24. DSA with C++ - Trees data structure and its properties

Trees data structure and its properties

In computer science, a tree is a widely used hierarchical data structure. It consists of nodes connected by edges, where each node can have zero or more child nodes. Unlike binary trees, which have at most two child nodes per parent, trees can have any number of child nodes. Here are some properties and concepts related to trees:
  1. Root: The root is the topmost node of the tree. It is the starting point for traversing the tree and does not have any parent nodes.
  2. Node: A node represents an element in the tree. Each node can contain a value or additional information and may have zero or more child nodes.
  3. Parent and Child: Nodes in a tree have a hierarchical relationship. A node that is directly connected to another node is called its child, and the node it is connected to is called its parent.
  4. Siblings: Nodes that have the same parent are called siblings. They share the same level in the tree.
  5. Leaf: A leaf node is a node that does not have any child nodes. It is also known as a terminal node.
  6. Depth and Level: The depth of a node is the number of edges from the root to that node. The root node has a depth of 0. The level of a node is its depth plus 1. The level of the root node is 1.
  7. Height: The height of a tree is the maximum depth of any node in the tree. It represents the length of the longest path from the root to a leaf.
  8. Degree: The degree of a node is the number of its child nodes. It indicates how many branches extend from that node.

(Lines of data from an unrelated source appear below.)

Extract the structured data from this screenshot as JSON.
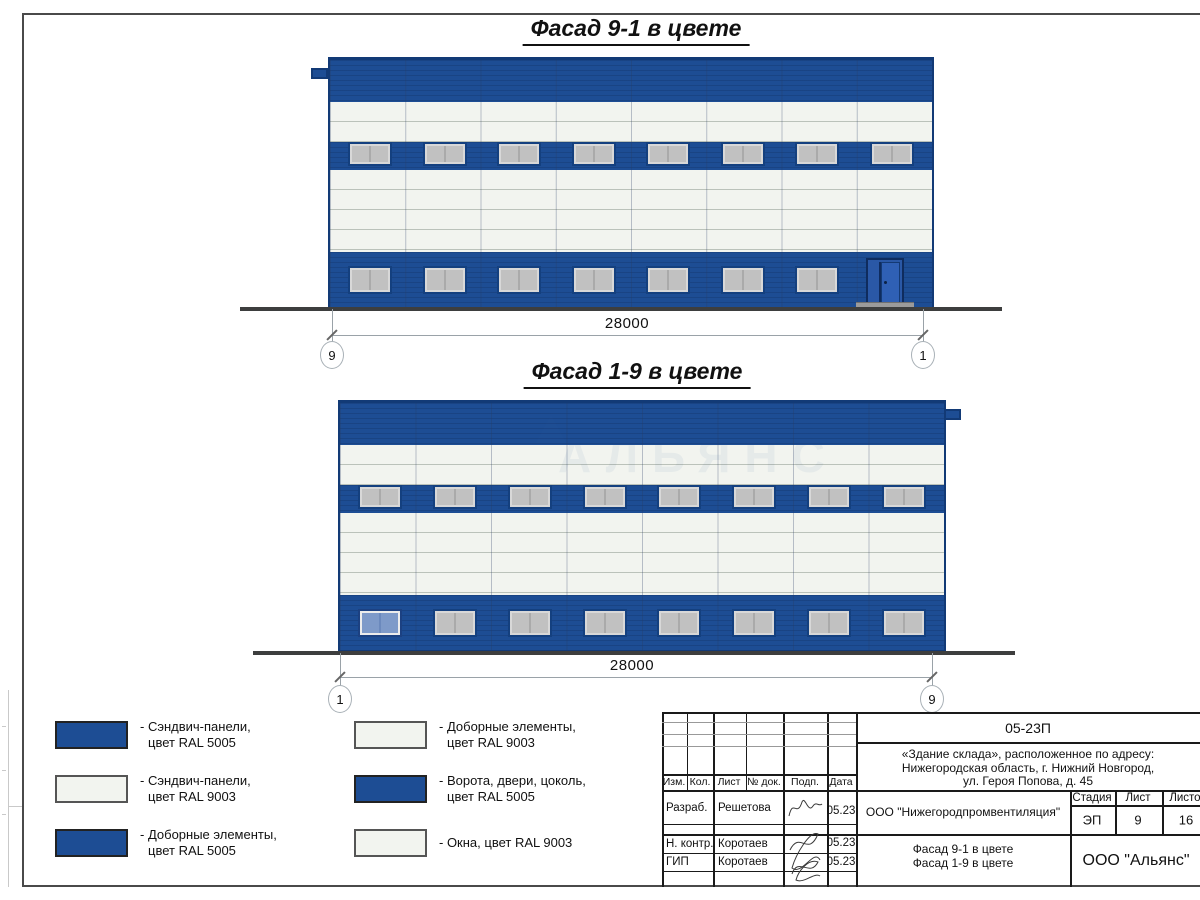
{
  "facade1": {
    "title": "Фасад 9-1 в цвете",
    "dimension": "28000",
    "axis_left": "9",
    "axis_right": "1",
    "upper_window_count": 8,
    "lower_window_count": 7,
    "has_door": true
  },
  "facade2": {
    "title": "Фасад 1-9 в цвете",
    "dimension": "28000",
    "axis_left": "1",
    "axis_right": "9",
    "upper_window_count": 8,
    "lower_window_count": 8,
    "first_lower_window_blue": true
  },
  "watermark": "АЛЬЯНС",
  "colors": {
    "panel_blue_ral5005": "#1d4d94",
    "panel_white_ral9003": "#f2f4ef",
    "window_gray": "#c1c1c1",
    "ground": "#3d3e3e"
  },
  "legend": {
    "items": [
      {
        "swatch": "blue",
        "line1": "- Сэндвич-панели,",
        "line2": "цвет RAL 5005"
      },
      {
        "swatch": "white",
        "line1": "- Сэндвич-панели,",
        "line2": "цвет RAL 9003"
      },
      {
        "swatch": "blue",
        "line1": "- Доборные элементы,",
        "line2": "цвет RAL 5005"
      },
      {
        "swatch": "white",
        "line1": "- Доборные элементы,",
        "line2": "цвет RAL 9003"
      },
      {
        "swatch": "blue",
        "line1": "- Ворота, двери, цоколь,",
        "line2": "цвет RAL 5005"
      },
      {
        "swatch": "white",
        "line1": "- Окна, цвет RAL 9003",
        "line2": ""
      }
    ]
  },
  "title_block": {
    "code": "05-23П",
    "address_line1": "«Здание склада», расположенное по адресу:",
    "address_line2": "Нижегородская область, г. Нижний Новгород,",
    "address_line3": "ул. Героя Попова, д. 45",
    "columns": {
      "izm": "Изм.",
      "kol": "Кол.",
      "list": "Лист",
      "doc": "№ док.",
      "podp": "Подп.",
      "data": "Дата"
    },
    "rows": [
      {
        "role": "Разраб.",
        "name": "Решетова",
        "date": "05.23"
      },
      {
        "role": "Н. контр.",
        "name": "Коротаев",
        "date": "05.23"
      },
      {
        "role": "ГИП",
        "name": "Коротаев",
        "date": "05.23"
      }
    ],
    "organization": "ООО \"Нижегородпромвентиляция\"",
    "sheet_title_line1": "Фасад 9-1 в цвете",
    "sheet_title_line2": "Фасад 1-9 в цвете",
    "stage_label": "Стадия",
    "sheet_label": "Лист",
    "sheets_label": "Листов",
    "stage_value": "ЭП",
    "sheet_value": "9",
    "sheets_value": "16",
    "company": "ООО \"Альянс\""
  }
}
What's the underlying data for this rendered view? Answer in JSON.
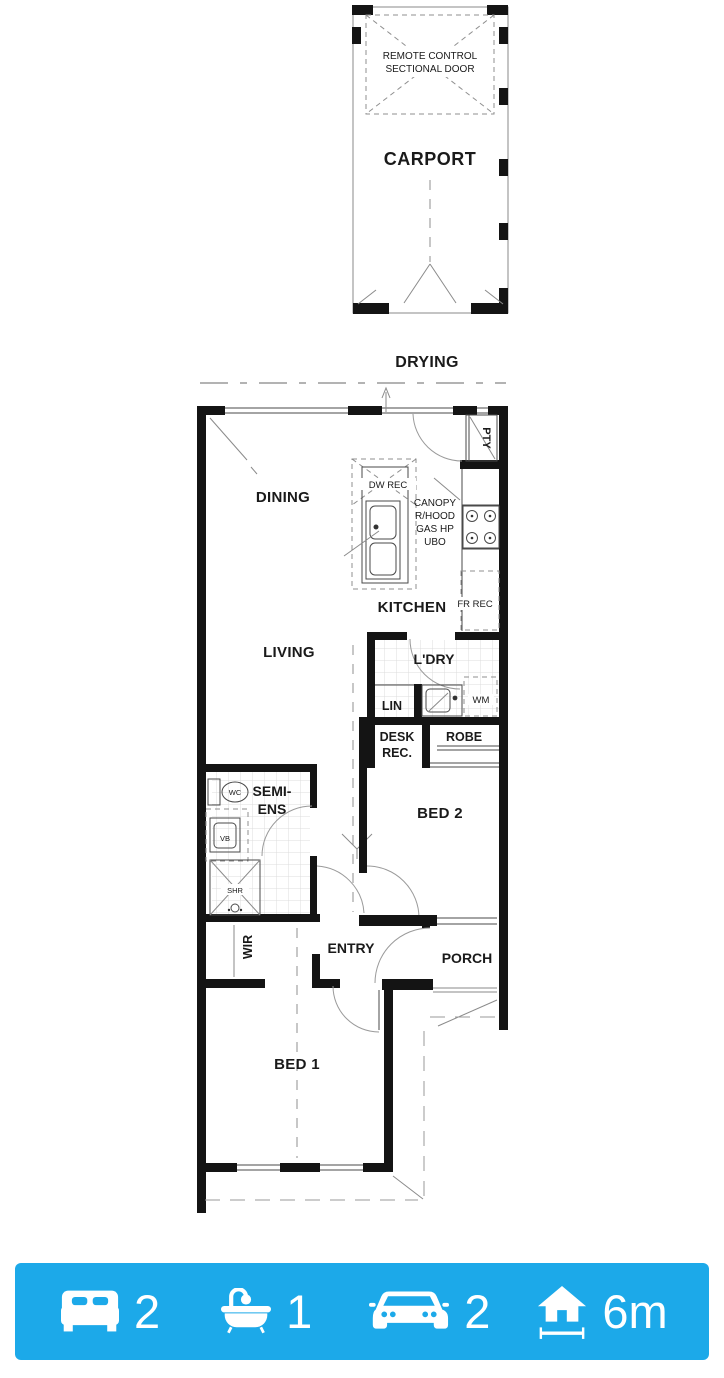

  9. Forest: A forest is a collection of disjoint trees. It consists of multiple trees without any shared nodes.
  10. Traversal: Tree traversal refers to the process of visiting all nodes in a tree. Common traversal algorithms include depth-first traversal (pre-order, in-order, post-order) and breadth-first traversal (level order).
Trees are used in various applications such as file systems, hierarchical data structures, databases, search algorithms, and more. They provide an efficient way to organize and manage hierarchical relationships between data elements.